Il Parco Nazionale dei Monti Sibillini è l'attore principale nel progetto Life Natura “Conservazione di Rupicapra pyrenaica ornata nell’Appennino centrale”, un atto d’elogio alla fragile integrità delle montagne oltre ad un auspicabile volano economico per tutto il territorio marchigiano.

La distribuzione attuale del Camoscio appenninico (Rupicapra pyrenaica ornata) riguarda esclusivamente il nostro paese e più precisamente la parte centrale degli Appennini (Parco Nazionale d’Abruzzo, Parco Nazionale del Gran Sasso – Monti della Laga e Parco Nazionale della Majella); questo è il dato di partenza per spiegare la biologia e lo status di questo Artiodattilo ruminante protetto da leggi nazionali, direttive e convenzioni internazionali quali:
• Convenzione di Berna -Allegato II (specie strettamente protette);
• Direttiva Habitat - Allegato II (specie d’interesse comunitario che necessitano della creazione di zone speciali di conservazione) e IV (specie di interesse comunitario che necessitano di stretta protezione);
• CITES - Appendice 1 (specie minacciate d’estinzione il cui commercio deve essere sottoposto a stretta regolamentazione);
• IUCN Red List - taxa «vulnerabile»;
• Legge naz. n.° 157/92 - «specie particolarmente protetta».
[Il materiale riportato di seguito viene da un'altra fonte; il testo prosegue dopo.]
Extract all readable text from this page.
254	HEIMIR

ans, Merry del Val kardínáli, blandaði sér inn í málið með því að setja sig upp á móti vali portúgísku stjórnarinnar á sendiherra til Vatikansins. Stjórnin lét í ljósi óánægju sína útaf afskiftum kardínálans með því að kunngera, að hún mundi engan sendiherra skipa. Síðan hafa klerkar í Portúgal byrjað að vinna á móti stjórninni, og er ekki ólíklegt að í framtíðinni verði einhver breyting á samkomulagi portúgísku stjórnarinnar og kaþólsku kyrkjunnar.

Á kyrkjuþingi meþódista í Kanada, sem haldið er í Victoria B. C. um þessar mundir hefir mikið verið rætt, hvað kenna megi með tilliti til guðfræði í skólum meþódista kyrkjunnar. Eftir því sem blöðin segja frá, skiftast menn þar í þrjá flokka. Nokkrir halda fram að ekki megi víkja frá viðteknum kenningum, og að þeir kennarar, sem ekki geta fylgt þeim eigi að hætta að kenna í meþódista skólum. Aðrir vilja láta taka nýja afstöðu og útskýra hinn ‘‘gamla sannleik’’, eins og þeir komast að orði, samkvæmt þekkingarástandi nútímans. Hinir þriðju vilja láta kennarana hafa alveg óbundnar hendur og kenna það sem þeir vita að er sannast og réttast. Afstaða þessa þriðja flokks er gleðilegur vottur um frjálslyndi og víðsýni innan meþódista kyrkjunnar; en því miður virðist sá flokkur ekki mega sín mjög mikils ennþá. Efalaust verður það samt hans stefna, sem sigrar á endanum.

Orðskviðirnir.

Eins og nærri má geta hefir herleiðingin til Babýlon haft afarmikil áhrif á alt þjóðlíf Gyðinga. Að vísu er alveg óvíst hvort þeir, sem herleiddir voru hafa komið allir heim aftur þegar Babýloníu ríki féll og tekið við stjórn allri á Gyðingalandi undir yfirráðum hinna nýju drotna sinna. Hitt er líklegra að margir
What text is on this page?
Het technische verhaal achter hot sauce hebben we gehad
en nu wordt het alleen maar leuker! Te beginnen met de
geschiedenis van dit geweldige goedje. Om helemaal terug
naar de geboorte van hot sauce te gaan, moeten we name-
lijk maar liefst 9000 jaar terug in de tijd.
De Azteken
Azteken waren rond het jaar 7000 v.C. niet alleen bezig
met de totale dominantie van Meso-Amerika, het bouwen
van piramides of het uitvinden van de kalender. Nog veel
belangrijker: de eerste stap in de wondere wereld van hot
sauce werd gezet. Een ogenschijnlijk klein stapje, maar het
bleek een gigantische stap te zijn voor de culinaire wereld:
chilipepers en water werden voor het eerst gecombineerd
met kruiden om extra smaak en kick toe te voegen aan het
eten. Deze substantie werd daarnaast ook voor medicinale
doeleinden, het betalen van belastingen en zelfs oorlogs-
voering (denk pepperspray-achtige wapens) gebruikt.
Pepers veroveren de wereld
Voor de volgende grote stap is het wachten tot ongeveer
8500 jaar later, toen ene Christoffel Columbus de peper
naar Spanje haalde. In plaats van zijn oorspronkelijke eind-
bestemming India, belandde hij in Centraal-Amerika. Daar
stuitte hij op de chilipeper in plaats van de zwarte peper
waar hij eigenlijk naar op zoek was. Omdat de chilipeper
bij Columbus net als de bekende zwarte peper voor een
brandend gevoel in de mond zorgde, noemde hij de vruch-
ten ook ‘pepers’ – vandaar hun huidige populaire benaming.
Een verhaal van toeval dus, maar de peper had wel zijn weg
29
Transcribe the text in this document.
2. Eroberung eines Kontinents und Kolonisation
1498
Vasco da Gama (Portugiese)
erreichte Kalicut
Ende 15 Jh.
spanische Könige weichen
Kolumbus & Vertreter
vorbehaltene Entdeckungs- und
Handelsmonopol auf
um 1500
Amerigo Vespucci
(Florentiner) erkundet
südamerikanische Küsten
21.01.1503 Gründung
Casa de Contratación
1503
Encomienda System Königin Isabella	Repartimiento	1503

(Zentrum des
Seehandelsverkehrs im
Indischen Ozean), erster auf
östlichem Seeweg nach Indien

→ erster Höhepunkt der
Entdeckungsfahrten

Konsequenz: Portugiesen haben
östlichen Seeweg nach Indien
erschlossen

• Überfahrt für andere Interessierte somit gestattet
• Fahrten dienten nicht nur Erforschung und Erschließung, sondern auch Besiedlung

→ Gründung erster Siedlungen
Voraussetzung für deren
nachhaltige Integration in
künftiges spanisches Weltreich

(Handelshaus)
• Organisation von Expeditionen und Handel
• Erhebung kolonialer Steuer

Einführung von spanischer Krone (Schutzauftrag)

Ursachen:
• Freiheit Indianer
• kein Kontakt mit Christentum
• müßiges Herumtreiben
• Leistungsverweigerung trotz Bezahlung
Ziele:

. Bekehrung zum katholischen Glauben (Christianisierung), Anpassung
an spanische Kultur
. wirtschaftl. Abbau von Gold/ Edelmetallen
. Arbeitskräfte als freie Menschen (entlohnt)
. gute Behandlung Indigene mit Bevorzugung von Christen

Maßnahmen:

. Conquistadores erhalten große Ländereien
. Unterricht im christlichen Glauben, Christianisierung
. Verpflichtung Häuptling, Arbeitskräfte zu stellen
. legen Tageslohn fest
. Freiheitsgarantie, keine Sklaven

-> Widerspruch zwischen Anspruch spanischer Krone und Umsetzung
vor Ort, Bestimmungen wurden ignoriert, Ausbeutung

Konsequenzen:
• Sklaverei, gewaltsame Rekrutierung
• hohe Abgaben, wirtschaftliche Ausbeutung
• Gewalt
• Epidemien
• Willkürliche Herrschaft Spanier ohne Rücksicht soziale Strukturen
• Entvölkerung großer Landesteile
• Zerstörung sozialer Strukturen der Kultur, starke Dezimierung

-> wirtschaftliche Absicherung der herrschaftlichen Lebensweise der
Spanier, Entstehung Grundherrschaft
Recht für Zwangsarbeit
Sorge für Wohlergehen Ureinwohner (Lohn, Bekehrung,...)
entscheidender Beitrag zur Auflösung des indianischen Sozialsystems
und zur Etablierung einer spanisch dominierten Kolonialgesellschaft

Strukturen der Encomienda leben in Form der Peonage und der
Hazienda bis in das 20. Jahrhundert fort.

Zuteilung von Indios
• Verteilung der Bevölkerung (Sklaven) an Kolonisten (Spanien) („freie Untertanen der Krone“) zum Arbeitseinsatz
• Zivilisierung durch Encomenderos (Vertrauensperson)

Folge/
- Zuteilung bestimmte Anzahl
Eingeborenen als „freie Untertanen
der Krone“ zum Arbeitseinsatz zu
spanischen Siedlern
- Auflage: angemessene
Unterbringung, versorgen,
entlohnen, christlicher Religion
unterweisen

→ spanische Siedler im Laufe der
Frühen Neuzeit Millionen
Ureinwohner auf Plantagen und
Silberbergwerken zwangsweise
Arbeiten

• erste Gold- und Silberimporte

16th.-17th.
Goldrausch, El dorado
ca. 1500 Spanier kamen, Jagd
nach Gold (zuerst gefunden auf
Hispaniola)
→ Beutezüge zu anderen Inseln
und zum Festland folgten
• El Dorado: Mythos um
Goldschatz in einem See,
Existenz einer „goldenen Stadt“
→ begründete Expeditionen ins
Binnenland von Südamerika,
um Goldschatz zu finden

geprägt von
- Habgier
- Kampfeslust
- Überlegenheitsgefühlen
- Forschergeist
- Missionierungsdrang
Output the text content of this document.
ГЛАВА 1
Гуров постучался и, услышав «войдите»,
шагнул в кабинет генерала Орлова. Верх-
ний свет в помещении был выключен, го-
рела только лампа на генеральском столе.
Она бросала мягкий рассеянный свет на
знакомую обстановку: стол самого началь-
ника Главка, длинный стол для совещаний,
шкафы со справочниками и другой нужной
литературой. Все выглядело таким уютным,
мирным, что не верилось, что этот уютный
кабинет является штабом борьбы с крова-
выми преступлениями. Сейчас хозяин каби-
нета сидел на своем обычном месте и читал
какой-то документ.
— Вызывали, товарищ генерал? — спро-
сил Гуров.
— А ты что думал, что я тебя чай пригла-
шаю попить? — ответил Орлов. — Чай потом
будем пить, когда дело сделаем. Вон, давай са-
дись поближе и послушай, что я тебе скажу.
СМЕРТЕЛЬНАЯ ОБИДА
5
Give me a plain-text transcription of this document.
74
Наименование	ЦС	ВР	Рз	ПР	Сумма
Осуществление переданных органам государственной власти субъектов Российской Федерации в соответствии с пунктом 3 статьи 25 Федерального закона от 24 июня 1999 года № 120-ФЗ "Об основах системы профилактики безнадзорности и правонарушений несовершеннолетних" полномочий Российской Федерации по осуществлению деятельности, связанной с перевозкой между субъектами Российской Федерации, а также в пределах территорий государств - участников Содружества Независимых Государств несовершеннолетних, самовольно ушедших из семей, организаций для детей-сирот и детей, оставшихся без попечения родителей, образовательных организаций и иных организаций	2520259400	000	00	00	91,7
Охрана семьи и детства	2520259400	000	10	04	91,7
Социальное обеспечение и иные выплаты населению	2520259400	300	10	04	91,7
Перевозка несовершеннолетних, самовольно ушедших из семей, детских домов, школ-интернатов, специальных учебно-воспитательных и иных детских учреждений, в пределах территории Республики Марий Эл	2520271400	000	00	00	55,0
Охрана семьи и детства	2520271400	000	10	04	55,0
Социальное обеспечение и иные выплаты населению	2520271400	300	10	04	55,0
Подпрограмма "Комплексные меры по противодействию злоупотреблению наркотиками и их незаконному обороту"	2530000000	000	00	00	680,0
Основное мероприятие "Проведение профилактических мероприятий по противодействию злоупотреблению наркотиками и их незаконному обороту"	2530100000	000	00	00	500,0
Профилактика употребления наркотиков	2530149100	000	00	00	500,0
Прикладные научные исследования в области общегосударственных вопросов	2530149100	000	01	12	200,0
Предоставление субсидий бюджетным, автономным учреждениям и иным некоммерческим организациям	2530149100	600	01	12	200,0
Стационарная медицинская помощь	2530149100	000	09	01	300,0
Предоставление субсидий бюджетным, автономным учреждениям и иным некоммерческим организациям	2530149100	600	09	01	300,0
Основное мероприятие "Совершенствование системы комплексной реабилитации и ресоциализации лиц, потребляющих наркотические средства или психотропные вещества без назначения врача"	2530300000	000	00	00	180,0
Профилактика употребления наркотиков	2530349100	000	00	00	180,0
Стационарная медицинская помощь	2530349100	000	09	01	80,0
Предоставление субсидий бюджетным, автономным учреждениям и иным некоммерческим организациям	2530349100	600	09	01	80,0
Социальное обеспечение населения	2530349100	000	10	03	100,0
I primi fossili di Rupicapra (probabilmente ascrivibili a pyrenaica) comparvero improvvisamente nel Pleistocene medio in Francia, ma i Rupicaprini esistevano nel continente asiatico già nel Miocene. Il Camoscio alpino (Rupicapra rupicapra) fece invece la sua comparsa in Italia in un periodo successivo, verso la fine della glaciazione di Riss o all’inizio dell’ultima glaciazione di Würm, estendendo il suo areale dalle Alpi orientali sino all’Appennino settentrionale (Alpi Apuane). In base agli attuali ritrovamenti fossili, si può sostenere che, durante l’Olocene, l’areale del Camoscio appenninico copriva le aree montane e rupestri comprese tra i Monti Sibillini e il Massiccio del Pollino in Calabria; con tutta probabilità le popolazioni in esame rimasero isolate tra loro e furono pesantemente sfruttate in periodo storico (pastorizia e caccia furono le attività antropiche che maggiormente influirono sulla sorte della sottospecie). La consistenza della popolazione relitta, localizzata nell’attuale territorio del Parco Nazionale d’Abruzzo, è con ogni probabilità rimasta costantemente bassa negli ultimi secoli ed ha subito drastiche riduzioni numeriche in occasione delle due guerre mondiali, che hanno portato la sottospecie sull’orlo dell’estinzione. Al momento dell’istituzione del Parco (1922) la popolazione del camoscio appenninico era costituita da non più di 30 esemplari circoscritti alle balze della Camosciara.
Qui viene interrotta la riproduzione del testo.